Berufshaftpflichtversicherung: Überblick, Hinweise, Angebotsvergleiche

Die Berufshaftpflichtversicherung ist vor allem Freiberuflern und Selbstständigen nahezulegen, um gegen Schadensersatzforderungen aus Vermögens-, Sach- und Personenschäden abgesichert zu sein. Hoch im Kurs steht steht sie unter anderem bei folgenden Berufsgruppen:

  • Ärzte
  • Steuerberater
  • Rechtsanwälte
  • Architekten/Ingenieure
  • Logopäden

Eine Berufshaftpflicht für alle gibt es nicht

Wichtig zu wissen ist: Eine standardisierte Berufshaftpflicht gibt es nicht. Während bei Ärzten und Ingenieuren die Risiken von Personen-und Sachschäden mitversichert sind, fehlt bei den sogenannten Kammerberufen – etwa Steuerberater und Rechtsanwälte – dieser Versicherungsschutz. Sie sind im Rahmen einer Berufshaftpflichtversicherung nur gegen Vermögensschäden abgesichert. Daher ist es für Kammerberufe zwingend ratsam, eine zusätzliche Haftpflichtversicherung abzuschliessen, die auch vor unverhältnismäßigen Schadensersatzansprüchen im Zusammenhang mit Personen-oder Sachschäden schützt.
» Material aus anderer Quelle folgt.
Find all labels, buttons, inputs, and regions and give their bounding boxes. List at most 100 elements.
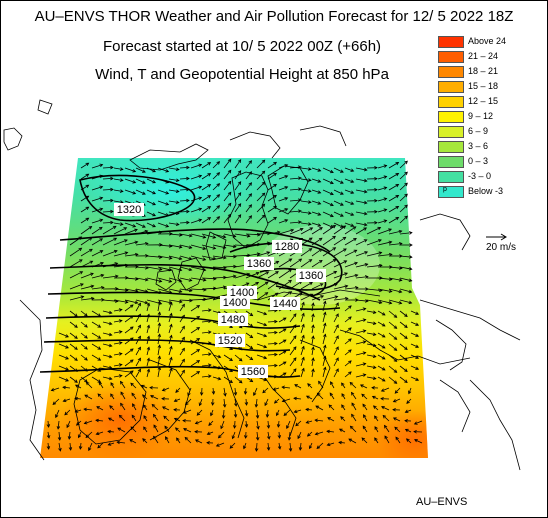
legend-label: 6 – 9 — [468, 126, 489, 136]
wind-arrow — [110, 393, 115, 400]
wind-arrow — [333, 200, 344, 206]
wind-arrow — [333, 248, 347, 257]
wind-arrowhead — [261, 214, 266, 219]
wind-arrowhead — [404, 346, 408, 351]
wind-arrow — [405, 429, 412, 433]
wind-arrow — [377, 165, 387, 169]
wind-arrow — [102, 365, 112, 369]
wind-arrowhead — [211, 391, 216, 395]
wind-arrow — [179, 266, 192, 271]
wind-arrowhead — [79, 271, 84, 275]
wind-arrow — [267, 217, 277, 224]
wind-arrowhead — [178, 256, 183, 261]
wind-arrowhead — [277, 445, 282, 450]
wind-arrowhead — [335, 346, 339, 351]
wind-arrowhead — [188, 256, 193, 261]
wind-arrowhead — [118, 363, 123, 367]
wind-arrowhead — [110, 209, 114, 214]
wind-arrow — [293, 397, 302, 400]
wind-arrowhead — [113, 237, 118, 242]
wind-arrow — [267, 184, 277, 191]
wind-arrowhead — [140, 384, 145, 389]
wind-arrowhead — [181, 336, 185, 341]
wind-arrow — [97, 442, 104, 449]
wind-arrow — [278, 269, 292, 279]
wind-arrowhead — [320, 295, 325, 299]
wind-arrowhead — [263, 322, 268, 327]
wind-arrow — [201, 206, 211, 213]
wind-arrowhead — [74, 346, 78, 350]
wind-arrowhead — [362, 373, 367, 377]
wind-arrowhead — [169, 312, 173, 317]
wind-arrowhead — [181, 347, 185, 352]
wind-arrowhead — [80, 283, 84, 287]
wind-arrow — [315, 431, 324, 435]
wind-arrowhead — [169, 334, 173, 339]
wind-arrowhead — [332, 247, 337, 251]
wind-arrowhead — [152, 180, 156, 184]
wind-arrowhead — [409, 243, 413, 247]
wind-arrow — [388, 230, 402, 235]
wind-arrowhead — [364, 263, 369, 267]
wind-arrow — [399, 354, 408, 361]
wind-arrow — [168, 222, 179, 225]
wind-arrow — [179, 277, 192, 281]
wind-arrowhead — [89, 248, 93, 253]
wind-arrow — [245, 215, 252, 224]
wind-arrowhead — [318, 259, 323, 264]
wind-arrowhead — [408, 278, 413, 282]
wind-arrow — [264, 398, 269, 406]
wind-arrow — [168, 368, 172, 378]
wind-arrowhead — [380, 396, 384, 401]
wind-arrowhead — [237, 170, 242, 174]
wind-arrowhead — [359, 384, 364, 388]
wind-arrowhead — [414, 439, 418, 443]
wind-arrowhead — [255, 437, 260, 441]
wind-arrow — [190, 197, 202, 202]
wind-arrowhead — [415, 344, 420, 348]
wind-scale-label: 20 m/s — [486, 242, 517, 253]
wind-arrow — [366, 365, 376, 369]
wind-arrow — [267, 365, 278, 367]
wind-arrowhead — [307, 222, 312, 226]
wind-arrowhead — [307, 211, 312, 215]
wind-arrowhead — [146, 302, 151, 307]
wind-arrow — [399, 255, 412, 258]
wind-arrow — [362, 425, 368, 433]
wind-arrowhead — [283, 412, 288, 416]
wind-arrow — [151, 404, 159, 411]
wind-arrowhead — [221, 415, 226, 419]
wind-arrow — [113, 167, 123, 170]
wind-arrow — [355, 251, 368, 257]
wind-arrowhead — [84, 357, 88, 361]
wind-arrow — [168, 288, 182, 293]
wind-arrow — [388, 332, 397, 340]
wind-arrow — [80, 310, 88, 317]
wind-arrow — [69, 296, 84, 301]
wind-arrow — [245, 420, 248, 428]
wind-arrow — [223, 275, 236, 279]
wind-arrow — [157, 288, 172, 293]
wind-arrowhead — [404, 171, 408, 176]
wind-arrow — [355, 374, 366, 378]
wind-arrowhead — [119, 178, 124, 182]
wind-arrow — [355, 276, 368, 279]
wind-arrow — [344, 327, 352, 334]
wind-arrowhead — [108, 354, 113, 359]
wind-arrowhead — [307, 167, 312, 171]
wind-arrowhead — [84, 379, 88, 383]
wind-arrowhead — [404, 204, 408, 209]
wind-arrowhead — [244, 424, 249, 428]
wind-arrowhead — [118, 330, 123, 334]
wind-arrowhead — [132, 224, 137, 228]
wind-arrow — [283, 409, 291, 416]
wind-arrowhead — [383, 208, 388, 212]
contour-label: 1480 — [221, 314, 245, 326]
wind-arrow — [223, 170, 232, 180]
wind-arrow — [190, 255, 206, 261]
wind-arrow — [135, 347, 141, 356]
wind-arrow — [190, 360, 200, 367]
wind-arrow — [327, 442, 335, 446]
wind-arrowhead — [212, 256, 217, 261]
wind-arrowhead — [254, 404, 259, 408]
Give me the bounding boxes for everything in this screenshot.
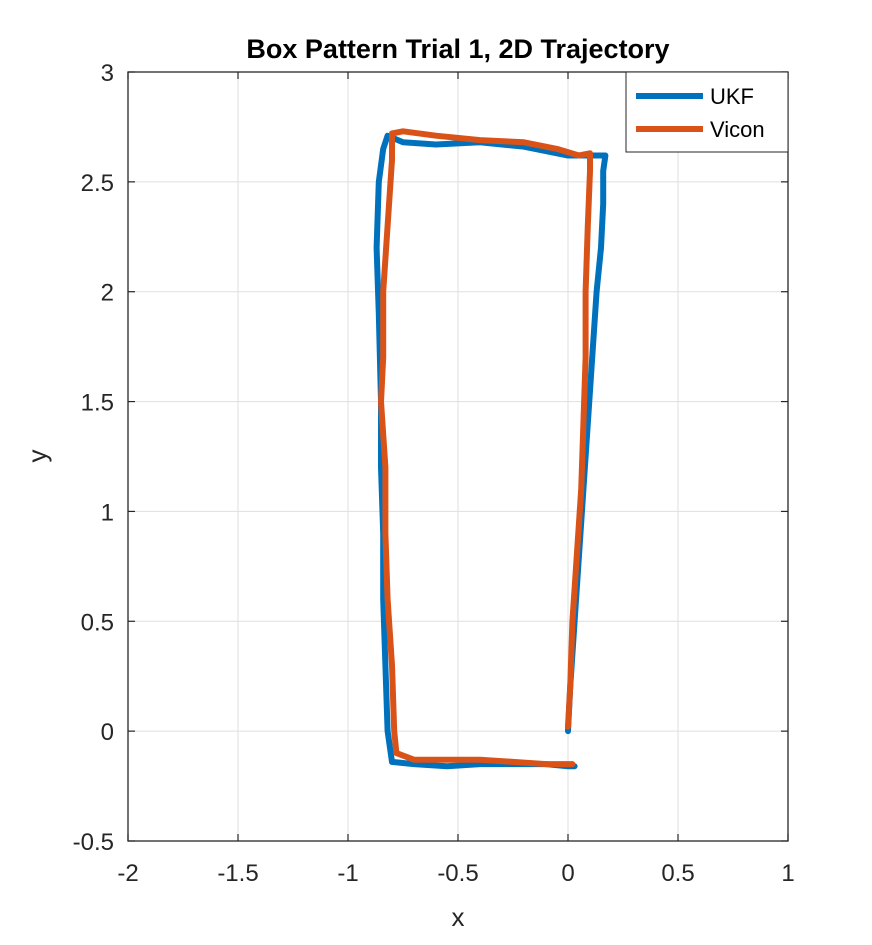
y-tick-label: 2: [101, 280, 114, 307]
series-line-ukf: [373, 132, 609, 770]
x-tick-label: -0.5: [437, 860, 478, 887]
y-tick-label: 1: [101, 499, 114, 526]
y-tick-label: 3: [101, 60, 114, 87]
x-tick-label: 0.5: [661, 860, 694, 887]
y-tick-label: 1.5: [81, 390, 114, 417]
legend-label-ukf: UKF: [710, 84, 754, 109]
x-axis-label: x: [452, 902, 465, 932]
axis-ticks: -2 -1.5 -1 -0.5 0 0.5 1 -0.5 0 0.5 1 1.5 2 2.5 3: [73, 60, 795, 887]
x-tick-label: -1.5: [217, 860, 258, 887]
chart-title: Box Pattern Trial 1, 2D Trajectory: [246, 34, 669, 64]
x-tick-label: -2: [117, 860, 138, 887]
series-line-vicon: [378, 128, 593, 768]
y-tick-label: 0: [101, 719, 114, 746]
y-tick-label: 2.5: [81, 170, 114, 197]
x-tick-label: -1: [337, 860, 358, 887]
y-axis-label: y: [22, 450, 52, 463]
data-series: [373, 128, 609, 770]
legend: UKF Vicon: [625, 71, 789, 153]
y-tick-label: -0.5: [73, 829, 114, 856]
legend-box: [625, 71, 789, 153]
y-tick-label: 0.5: [81, 609, 114, 636]
x-tick-label: 1: [781, 860, 794, 887]
x-tick-label: 0: [561, 860, 574, 887]
legend-label-vicon: Vicon: [710, 117, 765, 142]
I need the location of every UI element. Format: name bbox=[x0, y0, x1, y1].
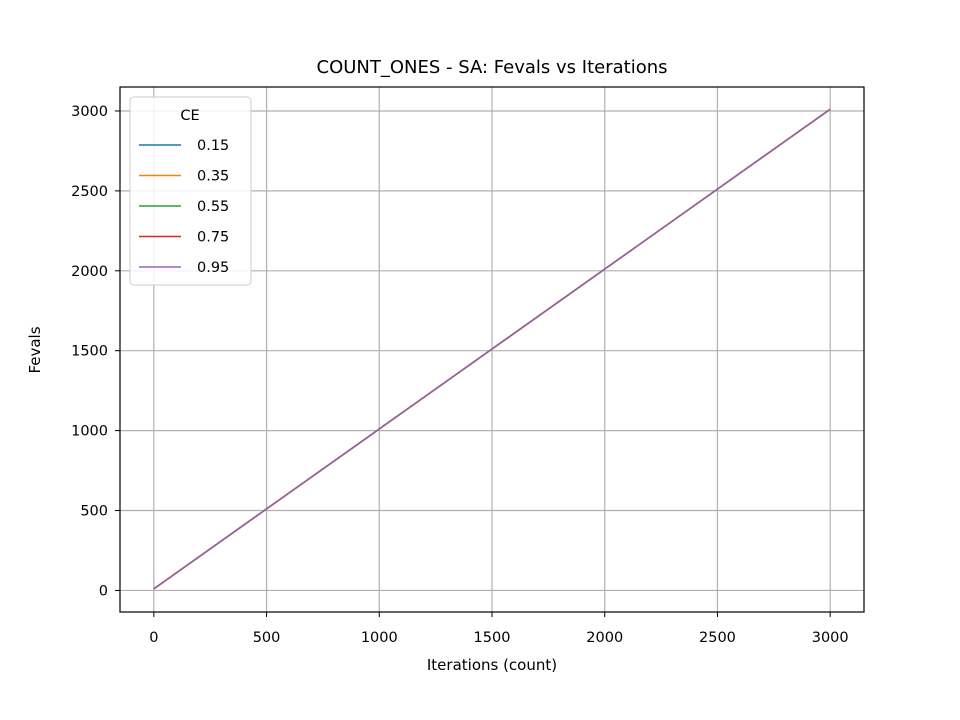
legend-label: 0.35 bbox=[197, 169, 229, 185]
x-tick-label: 1500 bbox=[474, 630, 511, 646]
legend-label: 0.15 bbox=[197, 138, 229, 154]
y-tick-label: 1500 bbox=[71, 344, 108, 360]
y-tick-label: 1000 bbox=[71, 424, 108, 440]
legend-box bbox=[129, 96, 252, 286]
y-tick-label: 500 bbox=[80, 504, 108, 520]
x-axis-label: Iterations (count) bbox=[427, 656, 557, 674]
series-lines bbox=[153, 108, 831, 590]
y-tick-label: 0 bbox=[99, 583, 108, 599]
chart-title: COUNT_ONES - SA: Fevals vs Iterations bbox=[317, 57, 668, 78]
legend-label: 0.75 bbox=[197, 230, 229, 246]
y-axis-label: Fevals bbox=[26, 326, 44, 373]
x-tick-label: 3000 bbox=[812, 630, 849, 646]
legend-label: 0.95 bbox=[197, 260, 229, 276]
y-tick-label: 2500 bbox=[71, 184, 108, 200]
grid-lines bbox=[120, 87, 864, 612]
y-axis-ticks: 0 500 1000 1500 2000 2500 3000 bbox=[71, 104, 120, 599]
x-tick-label: 1000 bbox=[361, 630, 398, 646]
x-tick-label: 500 bbox=[253, 630, 281, 646]
x-tick-label: 0 bbox=[149, 630, 158, 646]
x-axis-ticks: 0 500 1000 1500 2000 2500 3000 bbox=[149, 612, 849, 646]
y-tick-label: 2000 bbox=[71, 264, 108, 280]
y-tick-label: 3000 bbox=[71, 104, 108, 120]
legend-items: 0.15 0.35 0.55 0.75 0.95 bbox=[139, 138, 229, 276]
series-line-0-95 bbox=[153, 108, 831, 590]
x-tick-label: 2500 bbox=[699, 630, 736, 646]
x-tick-label: 2000 bbox=[586, 630, 623, 646]
legend-label: 0.55 bbox=[197, 199, 229, 215]
legend-title: CE bbox=[180, 108, 199, 124]
legend: CE 0.15 0.35 0.55 0.75 0.95 bbox=[129, 96, 252, 286]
Angestellte von Freiberuflern und Selbstständigen sind mitversichert

Beschäftigt ein Freiberufler oder Selbstständiger Angestellte, sind diese in der Berufshaftpflichtversicherung des Freiberuflers mitversichert. In der Regel ist er erforderlich, die Anzahl der Angestellten dem Versicherer zu nennen. Aus diesem Grund ist sie eine relevante Größe bei der Berechnung des zu zahlenden Versicherungsbetrages.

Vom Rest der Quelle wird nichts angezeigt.